Di sebuah provinsi yang bertahun-tahun akrab dengan kemiskinan, data, dan janji yang tak tuntas, Gubernur Lalu Muhamad Iqbal memilih satu jalan yang tidak populer: jalan yang lurus.
Buku ini adalah kisah seorang pemimpin yang membuka amplop data BPS seorang diri di beranda rumah dinas sambil bergumam “ini PR kita” karena 119 ribu jiwa dalam kemiskinan ekstrem tidak bisa menunggu. Dari 9.411 honorer yang akhirnya diangkat melalui meritokrasi sejati, petani yang panen rekor di sawah yang dulu stagnan, pasien Sumbawa yang tak lagi harus menyeberang sepuluh jam dalam kondisi sekarat, hingga tangan Inaq Marni yang menenun masa depan anaknya di Desa Sade, semua adalah bukti bahwa tata kelola yang jujur bisa mengubah nasib.

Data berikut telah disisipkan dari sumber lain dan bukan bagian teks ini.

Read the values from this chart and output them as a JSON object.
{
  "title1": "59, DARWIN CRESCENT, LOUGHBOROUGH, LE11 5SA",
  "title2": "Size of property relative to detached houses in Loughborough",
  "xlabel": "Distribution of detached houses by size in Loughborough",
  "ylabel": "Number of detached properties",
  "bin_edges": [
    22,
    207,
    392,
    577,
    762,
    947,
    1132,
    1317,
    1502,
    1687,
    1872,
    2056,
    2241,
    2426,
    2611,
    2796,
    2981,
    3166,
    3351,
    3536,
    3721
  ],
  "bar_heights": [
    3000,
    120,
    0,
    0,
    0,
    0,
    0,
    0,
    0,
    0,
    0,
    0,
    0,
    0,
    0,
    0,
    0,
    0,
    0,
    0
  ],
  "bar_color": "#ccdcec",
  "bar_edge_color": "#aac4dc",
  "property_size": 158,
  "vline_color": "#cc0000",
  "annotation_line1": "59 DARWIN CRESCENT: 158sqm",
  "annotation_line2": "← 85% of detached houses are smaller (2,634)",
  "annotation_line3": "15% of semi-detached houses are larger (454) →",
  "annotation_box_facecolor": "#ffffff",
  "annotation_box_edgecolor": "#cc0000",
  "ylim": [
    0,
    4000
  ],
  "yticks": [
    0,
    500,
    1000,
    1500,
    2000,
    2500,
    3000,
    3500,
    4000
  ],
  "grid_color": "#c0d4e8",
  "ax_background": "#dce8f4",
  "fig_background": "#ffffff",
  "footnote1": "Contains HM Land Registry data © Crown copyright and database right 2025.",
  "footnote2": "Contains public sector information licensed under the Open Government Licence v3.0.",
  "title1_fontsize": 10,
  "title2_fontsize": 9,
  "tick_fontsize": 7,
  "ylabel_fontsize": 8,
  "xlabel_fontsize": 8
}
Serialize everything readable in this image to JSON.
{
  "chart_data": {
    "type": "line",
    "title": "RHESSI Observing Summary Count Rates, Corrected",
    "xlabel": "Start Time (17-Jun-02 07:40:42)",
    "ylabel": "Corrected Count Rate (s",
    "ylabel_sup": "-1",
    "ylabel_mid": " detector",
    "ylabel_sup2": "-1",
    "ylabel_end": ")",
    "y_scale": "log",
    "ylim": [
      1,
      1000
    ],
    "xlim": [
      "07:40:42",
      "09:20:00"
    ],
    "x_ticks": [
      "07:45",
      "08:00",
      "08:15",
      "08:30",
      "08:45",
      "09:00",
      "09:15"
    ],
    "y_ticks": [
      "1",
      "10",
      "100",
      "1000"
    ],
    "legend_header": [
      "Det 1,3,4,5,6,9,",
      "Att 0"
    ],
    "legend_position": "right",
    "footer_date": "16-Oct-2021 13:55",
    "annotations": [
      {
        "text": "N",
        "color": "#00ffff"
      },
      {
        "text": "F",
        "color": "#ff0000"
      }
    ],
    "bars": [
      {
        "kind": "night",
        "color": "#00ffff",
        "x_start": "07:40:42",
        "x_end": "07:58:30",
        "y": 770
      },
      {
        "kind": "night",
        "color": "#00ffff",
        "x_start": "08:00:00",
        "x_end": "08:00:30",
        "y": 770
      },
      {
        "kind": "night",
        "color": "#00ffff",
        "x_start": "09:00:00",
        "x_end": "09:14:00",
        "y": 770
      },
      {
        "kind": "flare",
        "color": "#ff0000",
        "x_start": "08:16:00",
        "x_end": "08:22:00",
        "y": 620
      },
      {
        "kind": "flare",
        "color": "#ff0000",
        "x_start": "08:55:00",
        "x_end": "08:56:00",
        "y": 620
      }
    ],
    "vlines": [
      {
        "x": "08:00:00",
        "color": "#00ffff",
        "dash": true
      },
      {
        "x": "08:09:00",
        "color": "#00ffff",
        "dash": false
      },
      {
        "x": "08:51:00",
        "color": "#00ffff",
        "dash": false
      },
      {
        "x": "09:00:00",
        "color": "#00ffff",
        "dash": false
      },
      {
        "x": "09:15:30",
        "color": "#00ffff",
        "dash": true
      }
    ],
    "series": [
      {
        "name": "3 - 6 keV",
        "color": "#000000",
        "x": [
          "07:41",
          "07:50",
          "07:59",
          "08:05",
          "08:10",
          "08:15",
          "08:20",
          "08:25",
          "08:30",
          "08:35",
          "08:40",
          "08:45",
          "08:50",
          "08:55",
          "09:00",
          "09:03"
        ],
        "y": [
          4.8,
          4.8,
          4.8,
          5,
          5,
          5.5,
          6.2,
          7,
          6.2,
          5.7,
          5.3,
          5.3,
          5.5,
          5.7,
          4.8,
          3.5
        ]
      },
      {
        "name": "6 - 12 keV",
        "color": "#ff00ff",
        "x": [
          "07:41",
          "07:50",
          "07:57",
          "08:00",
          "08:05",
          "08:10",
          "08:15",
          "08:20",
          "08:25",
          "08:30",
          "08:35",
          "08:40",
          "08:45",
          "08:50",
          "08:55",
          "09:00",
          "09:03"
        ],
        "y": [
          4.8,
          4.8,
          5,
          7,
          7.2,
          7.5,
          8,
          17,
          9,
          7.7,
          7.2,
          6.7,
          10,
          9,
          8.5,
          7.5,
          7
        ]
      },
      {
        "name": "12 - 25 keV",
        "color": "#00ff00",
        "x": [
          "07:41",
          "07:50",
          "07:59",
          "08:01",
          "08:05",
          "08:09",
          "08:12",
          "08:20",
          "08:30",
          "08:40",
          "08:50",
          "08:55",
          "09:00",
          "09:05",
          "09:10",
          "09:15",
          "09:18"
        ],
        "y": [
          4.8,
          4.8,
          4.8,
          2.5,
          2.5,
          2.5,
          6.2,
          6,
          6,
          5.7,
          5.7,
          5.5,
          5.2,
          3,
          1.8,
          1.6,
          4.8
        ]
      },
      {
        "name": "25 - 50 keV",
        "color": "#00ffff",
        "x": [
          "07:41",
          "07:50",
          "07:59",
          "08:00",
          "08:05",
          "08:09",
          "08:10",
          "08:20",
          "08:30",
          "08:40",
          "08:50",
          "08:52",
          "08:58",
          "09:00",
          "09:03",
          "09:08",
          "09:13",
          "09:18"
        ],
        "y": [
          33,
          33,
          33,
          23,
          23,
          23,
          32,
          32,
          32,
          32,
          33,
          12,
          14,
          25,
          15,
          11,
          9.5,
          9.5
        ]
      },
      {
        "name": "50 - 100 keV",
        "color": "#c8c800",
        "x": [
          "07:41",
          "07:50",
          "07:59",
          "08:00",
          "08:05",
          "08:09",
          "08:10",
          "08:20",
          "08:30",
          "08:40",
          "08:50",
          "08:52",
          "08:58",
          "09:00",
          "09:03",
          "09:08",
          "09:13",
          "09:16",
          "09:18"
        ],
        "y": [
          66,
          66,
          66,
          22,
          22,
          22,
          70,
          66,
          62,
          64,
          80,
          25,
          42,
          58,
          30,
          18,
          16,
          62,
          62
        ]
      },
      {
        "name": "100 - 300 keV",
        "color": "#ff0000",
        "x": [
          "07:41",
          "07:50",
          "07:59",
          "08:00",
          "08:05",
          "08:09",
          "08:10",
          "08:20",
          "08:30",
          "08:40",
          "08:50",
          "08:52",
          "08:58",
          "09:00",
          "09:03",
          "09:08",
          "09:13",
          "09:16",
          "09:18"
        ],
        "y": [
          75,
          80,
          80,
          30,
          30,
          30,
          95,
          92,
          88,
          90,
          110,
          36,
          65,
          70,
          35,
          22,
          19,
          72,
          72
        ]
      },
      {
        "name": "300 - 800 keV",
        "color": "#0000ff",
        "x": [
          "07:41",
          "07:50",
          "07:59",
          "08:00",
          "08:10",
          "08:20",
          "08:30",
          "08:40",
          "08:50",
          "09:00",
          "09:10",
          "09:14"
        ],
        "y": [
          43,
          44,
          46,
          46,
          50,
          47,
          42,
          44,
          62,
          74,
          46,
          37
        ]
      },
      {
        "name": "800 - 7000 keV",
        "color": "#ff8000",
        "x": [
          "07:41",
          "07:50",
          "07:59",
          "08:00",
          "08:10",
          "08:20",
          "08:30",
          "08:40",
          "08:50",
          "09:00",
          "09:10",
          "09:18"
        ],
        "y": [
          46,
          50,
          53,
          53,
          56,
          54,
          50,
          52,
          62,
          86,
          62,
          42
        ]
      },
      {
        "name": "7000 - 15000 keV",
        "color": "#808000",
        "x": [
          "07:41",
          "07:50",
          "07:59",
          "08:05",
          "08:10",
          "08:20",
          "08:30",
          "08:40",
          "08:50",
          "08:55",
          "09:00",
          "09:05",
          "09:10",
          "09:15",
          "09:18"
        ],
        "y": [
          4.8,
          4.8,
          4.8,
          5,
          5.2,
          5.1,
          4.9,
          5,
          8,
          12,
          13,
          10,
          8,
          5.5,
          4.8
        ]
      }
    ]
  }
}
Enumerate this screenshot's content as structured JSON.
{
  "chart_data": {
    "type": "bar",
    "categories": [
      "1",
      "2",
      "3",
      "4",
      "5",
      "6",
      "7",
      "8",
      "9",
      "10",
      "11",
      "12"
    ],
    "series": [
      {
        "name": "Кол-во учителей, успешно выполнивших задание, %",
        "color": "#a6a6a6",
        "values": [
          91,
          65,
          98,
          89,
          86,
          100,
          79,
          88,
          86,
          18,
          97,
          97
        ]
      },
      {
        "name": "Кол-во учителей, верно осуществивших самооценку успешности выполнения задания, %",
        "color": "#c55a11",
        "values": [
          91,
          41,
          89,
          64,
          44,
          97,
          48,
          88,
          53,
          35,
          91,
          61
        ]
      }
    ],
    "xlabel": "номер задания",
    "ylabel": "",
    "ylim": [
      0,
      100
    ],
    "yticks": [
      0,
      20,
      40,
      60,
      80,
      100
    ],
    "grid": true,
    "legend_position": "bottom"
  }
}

Di tengah badai fiskal paling brutal dalam sejarah NTB, Iqbal tidak mundur: ia membangun infrastruktur, merancang kedaulatan pangan, mengorkestrasikan desa-desa berdaya, dan menjaga pariwisata agar tidak hanya menjadi angka kunjungan, melainkan senyum nyata di wajah rakyat kecil.